Eurovision Song Constest, Lucio Corsi: "Non mi interessa la classifica, il bello di questo palcoscenico è che ognuno porta la propria idea di musica"

Eurovision Song Constest, Lucio Corsi: "Non mi interessa la classifica, il bello di questo palcoscenico è che ognuno porta la propria idea di musica"

Eurovision Song Constest, Lucio Corsi: "Non mi interessa la classifica, il bello di questo palcoscenico è che ognuno porta la propria idea di musica" Photo Credit: foto agenzia fotogramma.it


Lucio Corsi racconta le sue emozioni in vista della serata finale di sabato 17 maggio

Dopo il tutto esaurito nel suo tour nei club, Lucio Corsi sta partecipando all’Eurovision Song Contest 2025, come rappresentante dell’Italia, all’arena St. Jakobshalle a Basilea, Svizzera. Il cantante si è inoltre già esibito fuori gara durante la semifinale di martedì 13 maggio. L’artista ha portato fuori dai confini nazionali il brano “Volevo essere un duro”, con cui ha debuttato alla 75esima edizione del Festival di Sanremo, classificandosi secondo e vincendo il Premio della Critica “Mia Martini”, entrando nel cuore del pubblico. In conferenza stampa, Lucio Corsi ha raccontato le sue sensazioni in merito all’esibizione nel corso della prima semifinale: «È davvero una bella esperienza per me, il fatto che ci fosse così tanta gente alla prima semifinale è bello, mi riporta a un tipo di concerto che mi piace e Sanremo è stato un buon allenamento per questa competizione. La scenografia è quella che porto nei tour, sia nei club fino a poco prima dell’Eurovision che in quello estivo, che è ispirata ad un tour di Neil Young, anche per dimostrare l’importanza di elementi come amplificatori, chitarre e pianoforti.

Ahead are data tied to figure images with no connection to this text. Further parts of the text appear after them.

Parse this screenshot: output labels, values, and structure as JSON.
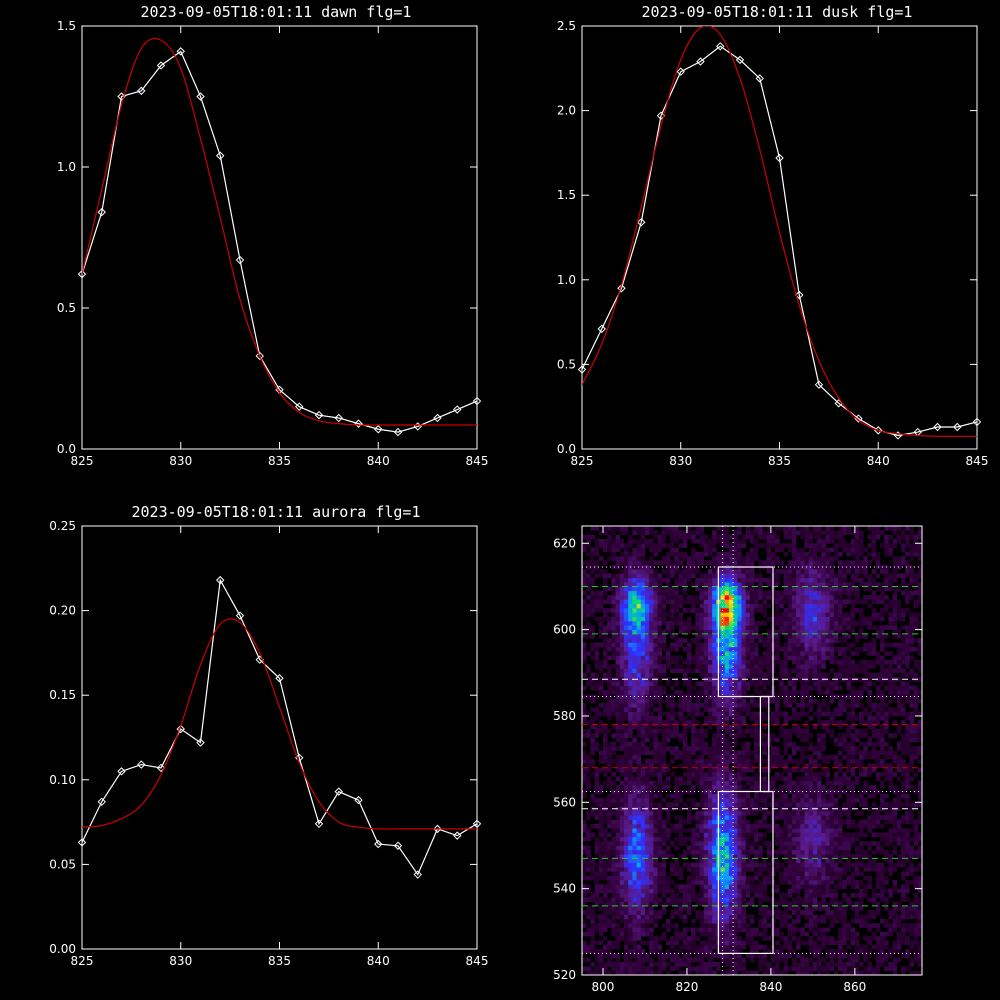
{
  "chart_data": [
    {
      "type": "line",
      "title": "2023-09-05T18:01:11 dawn flg=1",
      "xlim": [
        825,
        845
      ],
      "ylim": [
        0,
        1.5
      ],
      "xticks": [
        "825",
        "830",
        "835",
        "840",
        "845"
      ],
      "yticks": [
        "0.0",
        "0.5",
        "1.0",
        "1.5"
      ],
      "series": [
        {
          "role": "data",
          "color": "#ffffff",
          "marker": "diamond",
          "x": [
            825,
            826,
            827,
            828,
            829,
            830,
            831,
            832,
            833,
            834,
            835,
            836,
            837,
            838,
            839,
            840,
            841,
            842,
            843,
            844,
            845
          ],
          "y": [
            0.62,
            0.84,
            1.25,
            1.27,
            1.36,
            1.41,
            1.25,
            1.04,
            0.67,
            0.33,
            0.21,
            0.15,
            0.12,
            0.11,
            0.09,
            0.07,
            0.06,
            0.08,
            0.11,
            0.14,
            0.17
          ]
        },
        {
          "role": "fit",
          "color": "#cc0000",
          "x": [
            825,
            826,
            827,
            828,
            829,
            830,
            831,
            832,
            833,
            834,
            835,
            836,
            837,
            838,
            839,
            840,
            841,
            842,
            843,
            844,
            845
          ],
          "y": [
            0.62,
            0.92,
            1.22,
            1.42,
            1.45,
            1.35,
            1.1,
            0.82,
            0.53,
            0.33,
            0.2,
            0.13,
            0.1,
            0.09,
            0.085,
            0.085,
            0.085,
            0.085,
            0.085,
            0.085,
            0.085
          ]
        }
      ]
    },
    {
      "type": "line",
      "title": "2023-09-05T18:01:11 dusk flg=1",
      "xlim": [
        825,
        845
      ],
      "ylim": [
        0,
        2.5
      ],
      "xticks": [
        "825",
        "830",
        "835",
        "840",
        "845"
      ],
      "yticks": [
        "0.0",
        "0.5",
        "1.0",
        "1.5",
        "2.0",
        "2.5"
      ],
      "series": [
        {
          "role": "data",
          "color": "#ffffff",
          "marker": "diamond",
          "x": [
            825,
            826,
            827,
            828,
            829,
            830,
            831,
            832,
            833,
            834,
            835,
            836,
            837,
            838,
            839,
            840,
            841,
            842,
            843,
            844,
            845
          ],
          "y": [
            0.47,
            0.71,
            0.95,
            1.34,
            1.97,
            2.23,
            2.29,
            2.38,
            2.3,
            2.19,
            1.72,
            0.91,
            0.38,
            0.27,
            0.18,
            0.11,
            0.08,
            0.1,
            0.13,
            0.13,
            0.16
          ]
        },
        {
          "role": "fit",
          "color": "#cc0000",
          "x": [
            825,
            826,
            827,
            828,
            829,
            830,
            831,
            832,
            833,
            834,
            835,
            836,
            837,
            838,
            839,
            840,
            841,
            842,
            843,
            844,
            845
          ],
          "y": [
            0.38,
            0.62,
            0.97,
            1.43,
            1.91,
            2.3,
            2.49,
            2.45,
            2.19,
            1.77,
            1.28,
            0.85,
            0.52,
            0.3,
            0.17,
            0.11,
            0.09,
            0.08,
            0.075,
            0.075,
            0.075
          ]
        }
      ]
    },
    {
      "type": "line",
      "title": "2023-09-05T18:01:11 aurora flg=1",
      "xlim": [
        825,
        845
      ],
      "ylim": [
        0,
        0.25
      ],
      "xticks": [
        "825",
        "830",
        "835",
        "840",
        "845"
      ],
      "yticks": [
        "0.00",
        "0.05",
        "0.10",
        "0.15",
        "0.20",
        "0.25"
      ],
      "series": [
        {
          "role": "data",
          "color": "#ffffff",
          "marker": "diamond",
          "x": [
            825,
            826,
            827,
            828,
            829,
            830,
            831,
            832,
            833,
            834,
            835,
            836,
            837,
            838,
            839,
            840,
            841,
            842,
            843,
            844,
            845
          ],
          "y": [
            0.063,
            0.087,
            0.105,
            0.109,
            0.107,
            0.13,
            0.122,
            0.218,
            0.197,
            0.171,
            0.16,
            0.113,
            0.074,
            0.093,
            0.088,
            0.062,
            0.061,
            0.044,
            0.071,
            0.067,
            0.074
          ]
        },
        {
          "role": "fit",
          "color": "#cc0000",
          "x": [
            825,
            826,
            827,
            828,
            829,
            830,
            831,
            832,
            833,
            834,
            835,
            836,
            837,
            838,
            839,
            840,
            841,
            842,
            843,
            844,
            845
          ],
          "y": [
            0.072,
            0.073,
            0.077,
            0.085,
            0.103,
            0.132,
            0.168,
            0.192,
            0.193,
            0.175,
            0.143,
            0.11,
            0.087,
            0.075,
            0.072,
            0.071,
            0.071,
            0.071,
            0.071,
            0.071,
            0.071
          ]
        }
      ]
    },
    {
      "type": "heatmap",
      "title": "",
      "xlim": [
        795,
        876
      ],
      "ylim": [
        520,
        624
      ],
      "xticks": [
        "800",
        "820",
        "840",
        "860"
      ],
      "yticks": [
        "520",
        "540",
        "560",
        "580",
        "600",
        "620"
      ],
      "colormap": [
        "#000000",
        "#300038",
        "#5a1a8a",
        "#3030ff",
        "#0a9aff",
        "#00dd77",
        "#ffee00",
        "#ff0000"
      ],
      "blobs": [
        {
          "x": 829.5,
          "y": 606,
          "sx": 2.5,
          "sy": 4,
          "amp": 0.65
        },
        {
          "x": 829.5,
          "y": 596,
          "sx": 2.5,
          "sy": 8,
          "amp": 0.55
        },
        {
          "x": 828.5,
          "y": 548,
          "sx": 2.5,
          "sy": 10,
          "amp": 0.55
        },
        {
          "x": 808,
          "y": 606,
          "sx": 2.5,
          "sy": 4,
          "amp": 0.45
        },
        {
          "x": 808,
          "y": 596,
          "sx": 2.5,
          "sy": 9,
          "amp": 0.35
        },
        {
          "x": 808,
          "y": 548,
          "sx": 2.5,
          "sy": 9,
          "amp": 0.4
        },
        {
          "x": 850,
          "y": 604,
          "sx": 3,
          "sy": 7,
          "amp": 0.28
        },
        {
          "x": 850,
          "y": 551,
          "sx": 3,
          "sy": 7,
          "amp": 0.2
        }
      ],
      "h_lines": [
        {
          "y": 614.5,
          "color": "#ffffff",
          "style": "dotted"
        },
        {
          "y": 610,
          "color": "#22cc22",
          "style": "dashed"
        },
        {
          "y": 599,
          "color": "#22cc22",
          "style": "dashed"
        },
        {
          "y": 588.5,
          "color": "#ffffff",
          "style": "dashed"
        },
        {
          "y": 584.5,
          "color": "#ffffff",
          "style": "dotted"
        },
        {
          "y": 578,
          "color": "#cc0000",
          "style": "dashed"
        },
        {
          "y": 568,
          "color": "#cc0000",
          "style": "dashed"
        },
        {
          "y": 562.5,
          "color": "#ffffff",
          "style": "dotted"
        },
        {
          "y": 558.5,
          "color": "#ffffff",
          "style": "dashed"
        },
        {
          "y": 547,
          "color": "#22cc22",
          "style": "dashed"
        },
        {
          "y": 536,
          "color": "#22cc22",
          "style": "dashed"
        },
        {
          "y": 525,
          "color": "#ffffff",
          "style": "dotted"
        }
      ],
      "v_lines": [
        {
          "x": 828.5,
          "color": "#ffffff",
          "style": "dotted"
        },
        {
          "x": 831,
          "color": "#ffffff",
          "style": "dotted"
        }
      ],
      "boxes": [
        {
          "x0": 827.5,
          "x1": 840.5,
          "y0": 584.5,
          "y1": 614.5
        },
        {
          "x0": 837.5,
          "x1": 839.5,
          "y0": 562.5,
          "y1": 584.5
        },
        {
          "x0": 827.5,
          "x1": 840.5,
          "y0": 525,
          "y1": 562.5
        }
      ]
    }
  ]
}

È interessante anche come ti prepari a questo evento, hai la possibilità di inventarti quello che vuoi, sia come luci che inquadrature. Tommaso, oltre che fratello, è un regista e ha un occhio che ammiro molto. La scarpa che rimanda a Toy Story, che ho messo anche a Sanremo, è perché ci piaceva rimanere in linea con ciò che abbiamo fatto a Sanremo ed è comprensibile in un lampo. Volevo portare quell’esibizione lì in questo contesto e ci sono alcuni punti che ci tenevo a lasciare uguali».


LA FINALE

«Aspettiamo sabato per la finale, ma siamo molto tranquilli. Della classifica a me non interessa affatto, perché amo lo sport e la competizione, ma per me la musica non è una gara. Come fai a gareggiare in musica?. È così vario e differente ciò che può suscitare una canzone nelle persone. A me, per esempio, piace molto la canzone del Portogallo, è un bel pezzo e spero di suonare con la loro band perché sono molto bravi. Il bello di questo palcoscenico è che ognuno porta la sua idea di musica in libertà e il suo modo di intendere la musica. L’italiano è una lingua bellissima ma era giusto mettere i sottotitoli nell’esibizione per cercare di farla comprendere in un inglese semplice e che facesse passare immediatamente il significato delle parole. Se riuscissi a fare dei concerti fuori dall’Italia, per portare la mia musica altrove, sarebbe bellissimo, ma vediamo» ha aggiunto Lucio Corsi, parlando della finale dell’Eurovision Song Contest.